Fireworks had been canceled but the Hames family stepped forward and headed the effort to shoot colorful pyrotechnics over the channel where we could park our cars and watch, socially distanced, if we wanted, or we could go to Totem Square, Castle Hill, the island or stand along the bridge. Fireworks are easy to watch as a social distance.
We really missed the traditional parade. But several folks organized old car parade. Old cars are defined as 1970 or older, 50 years old, although some 70’s cars slipped in. (Suzi and I had a 1928 Model A Ford until we moved to Alaska. It was considered an antique but for most of the time we owned it, it would not qualify for this parade, not old enough.) The cars started at Whale Park and drove the length of the road system, detouring down some main residential and business streets. They did some stylin’ & crusin’. The participants were socially distanced in their cars and most Sitkans could look out their windows or step out on their decks or lawns as the cars cruised by. And what about parade music? well I put together an hour of crusin’ music and played it on Raven Radio, so the cars had it playin’ while they was a cruisin’. We musically cruised Highways 49, 61, and 66, in our Merry Oldsmobile’s, Rocket 88s, Solid Gold Cadillacs, Tin Lizzies, 409s and Hot Rod Lincolns with Maybelline, Mustang Sally, Lucille (in that Oldsmobile), Dinah Shore (seeing the USA in her Chevrolet) while Jenny took a ride. And Chuck is still frustrated because he can’t unfasten his safety belt. It was all American (Except the Beatles let us drive their car.)

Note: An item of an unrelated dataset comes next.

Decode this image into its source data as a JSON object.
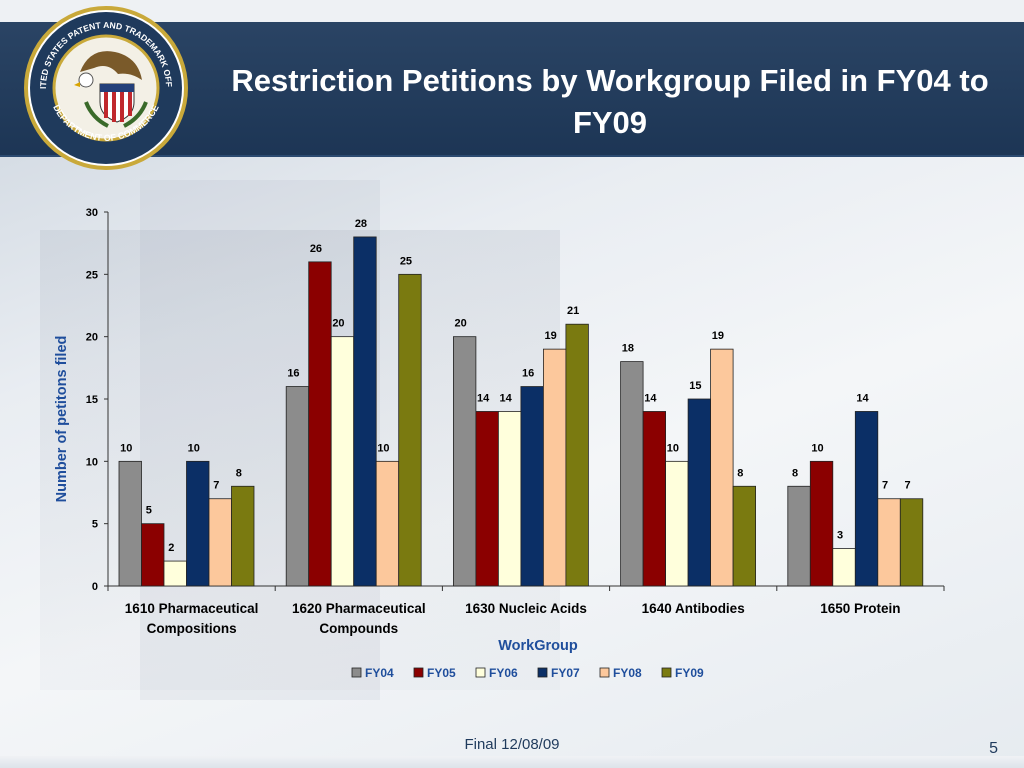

After the show I sanitized the microphone, computer mice, keyboards, faders, headphones and headed to the Centennial building to take some pic of the cars.
One thing that went off as usual was the Rotary Duck Race. Every year Rotary dumps thousands of numbered yellow rubber duckies into Granite Creek at the highway bridge. The first three ducks to the weir at the mouth of the creek and the last duck win prizes for those who purchased that duck’s number. Another 22 Ducks are also winners, but I have no idea why. Since we’re all outside and stretched along the riverbank social distancing worked pretty well. Duck wranglers with rakes helped move along those ducks that got stuck on rocks. The weir assured that no ducks escaped to become oceanic invasive species. All ducks counted and accounted for.
(And all the money raised by Rotary stays in Sitka as grants to local organizations. Proceeds from last year’s Duck Race went to help feed Sitkans during the COVID Crisis. More is needed this year so, of course, it had to go on.)
So even with social distancing and no water fight, we had a fine 4th. And no doubt there will be rumbling booms all night. Now about fixing the dry part. Suzi and I are toasting the glorious 4th with glass of Port.